Todo
en la vida, si lo miramos con una cierta capacidad de asombro, bordea los
límites del milagro o se adentra decididamente en él: la respiración, el amor,
la amistad, la luz, la música, el sonido del mar, abrir los ojos por la mañana
y seguir viviendo. Casi ninguno de esos asombros tiene una conexión directa
con la religión, a pesar de que tradicionalmente se haya querido vincular el
sustantivo “milagro” con ese ámbito del pensamiento.
Un
viejo pintor que vive a mitad del siglo XVI en la actual zona de Amberes (“un
hombre al que la vida había enseñado que en el estrato más profundo no hay más
que transparencia y tranquilidad, un hombre con experiencia, al que los muchos
días y años habían vuelto sencillo”) recibe el encargo de pintar un cuadro de
la Virgen María para ornar una iglesia; y en su búsqueda de la mejor modelo
para el rostro de la madre de Dios descubre a la joven Esther, una judía a la
que su abuelo salvó de un pogromo entregándola a un tabernero flamenco para que
la criase. Extasiado por las líneas de su rostro, el anciano artista se propone
convertir a la muchacha al cristianismo, mostrándole imágenes religiosas y
narrándole algunas historias bíblicas; pero pronto se da cuenta de la renuencia
de Esther, y se concentra en la tarea de pintarla. Lo hace mientras ella
sostiene un bebé en sus brazos, al modo de una Madonna.
Unas
semanas más tarde, los acontecimientos se precipitan: el clima político de la
ciudad se enrarece e impregna de violencia, Esther tiene su menarquía y el
pintor, concluida la obra, la entrega al comerciante que se la encargó, para
que sea expuesta en la iglesia. El problema vendrá cuando la turba, enardecida
contra España, comience con su labor devastadora e iconoclasta. ¿De qué forma
podrá salvarse el cuadro recién pintado, por el que Esther siente embeleso?

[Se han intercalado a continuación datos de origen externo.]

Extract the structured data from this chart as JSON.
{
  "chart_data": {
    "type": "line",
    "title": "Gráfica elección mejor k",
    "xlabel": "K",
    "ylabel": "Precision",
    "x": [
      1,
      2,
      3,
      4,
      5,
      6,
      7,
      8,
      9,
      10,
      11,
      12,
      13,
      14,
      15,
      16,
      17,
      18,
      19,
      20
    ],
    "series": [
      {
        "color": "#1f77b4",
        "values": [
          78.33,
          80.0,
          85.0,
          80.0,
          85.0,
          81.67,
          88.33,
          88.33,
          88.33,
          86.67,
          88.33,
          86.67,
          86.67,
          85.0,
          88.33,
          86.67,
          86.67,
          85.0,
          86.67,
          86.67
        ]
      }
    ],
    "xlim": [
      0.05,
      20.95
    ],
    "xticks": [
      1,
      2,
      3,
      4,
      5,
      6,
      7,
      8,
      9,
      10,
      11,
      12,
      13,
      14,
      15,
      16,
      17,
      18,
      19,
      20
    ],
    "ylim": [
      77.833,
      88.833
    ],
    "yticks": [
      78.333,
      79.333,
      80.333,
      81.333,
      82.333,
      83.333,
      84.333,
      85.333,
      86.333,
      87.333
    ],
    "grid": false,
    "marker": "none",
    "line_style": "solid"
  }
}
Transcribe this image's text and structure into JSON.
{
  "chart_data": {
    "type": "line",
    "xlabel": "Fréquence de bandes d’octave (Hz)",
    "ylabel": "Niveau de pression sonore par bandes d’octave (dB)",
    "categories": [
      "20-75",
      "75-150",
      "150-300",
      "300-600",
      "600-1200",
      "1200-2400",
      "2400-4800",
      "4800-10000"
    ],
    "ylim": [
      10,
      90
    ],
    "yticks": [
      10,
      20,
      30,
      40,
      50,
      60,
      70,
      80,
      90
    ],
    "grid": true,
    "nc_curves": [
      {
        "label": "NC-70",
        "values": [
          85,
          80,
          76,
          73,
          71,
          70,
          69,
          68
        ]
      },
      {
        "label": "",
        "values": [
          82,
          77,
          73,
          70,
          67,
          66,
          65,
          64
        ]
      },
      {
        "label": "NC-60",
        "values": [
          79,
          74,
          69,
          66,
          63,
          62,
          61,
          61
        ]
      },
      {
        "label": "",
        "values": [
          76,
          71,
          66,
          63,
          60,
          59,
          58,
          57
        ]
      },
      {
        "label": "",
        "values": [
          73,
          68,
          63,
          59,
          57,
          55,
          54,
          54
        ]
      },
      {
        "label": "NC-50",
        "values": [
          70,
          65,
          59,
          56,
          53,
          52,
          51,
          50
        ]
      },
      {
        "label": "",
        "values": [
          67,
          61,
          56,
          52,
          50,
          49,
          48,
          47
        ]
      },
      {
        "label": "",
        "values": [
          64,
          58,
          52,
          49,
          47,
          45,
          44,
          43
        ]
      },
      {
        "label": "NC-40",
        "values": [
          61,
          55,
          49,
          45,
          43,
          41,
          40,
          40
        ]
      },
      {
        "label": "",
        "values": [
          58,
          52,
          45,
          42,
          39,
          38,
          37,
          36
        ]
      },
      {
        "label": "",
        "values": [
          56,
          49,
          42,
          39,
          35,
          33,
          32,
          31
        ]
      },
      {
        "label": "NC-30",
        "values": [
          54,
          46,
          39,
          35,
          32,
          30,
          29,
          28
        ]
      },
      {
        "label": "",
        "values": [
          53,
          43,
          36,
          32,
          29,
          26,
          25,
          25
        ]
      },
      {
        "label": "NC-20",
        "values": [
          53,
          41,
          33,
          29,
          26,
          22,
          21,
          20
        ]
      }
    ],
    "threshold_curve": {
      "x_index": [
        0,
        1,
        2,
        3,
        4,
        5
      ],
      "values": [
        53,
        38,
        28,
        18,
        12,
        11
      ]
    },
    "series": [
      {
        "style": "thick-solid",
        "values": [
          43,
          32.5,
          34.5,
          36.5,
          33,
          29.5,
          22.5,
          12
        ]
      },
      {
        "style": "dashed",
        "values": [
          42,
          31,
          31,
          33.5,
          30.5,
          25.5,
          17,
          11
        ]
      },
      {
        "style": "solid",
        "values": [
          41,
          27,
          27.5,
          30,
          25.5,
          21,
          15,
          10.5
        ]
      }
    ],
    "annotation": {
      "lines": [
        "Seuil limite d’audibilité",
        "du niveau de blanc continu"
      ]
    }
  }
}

Una pequeña obra maestra de Stefan Zweig, que leo en la traducción de Berta Vias Mahou (publicada por el sello Acantilado), donde se nos invita a reflexionar sobre todos esos milagros cercanos y a veces invisibles que, como indicaba al comienzo, constituyen la médula de la existencia y nos obligan a meditar en silencio sobre el sentido de cuanto nos rodea.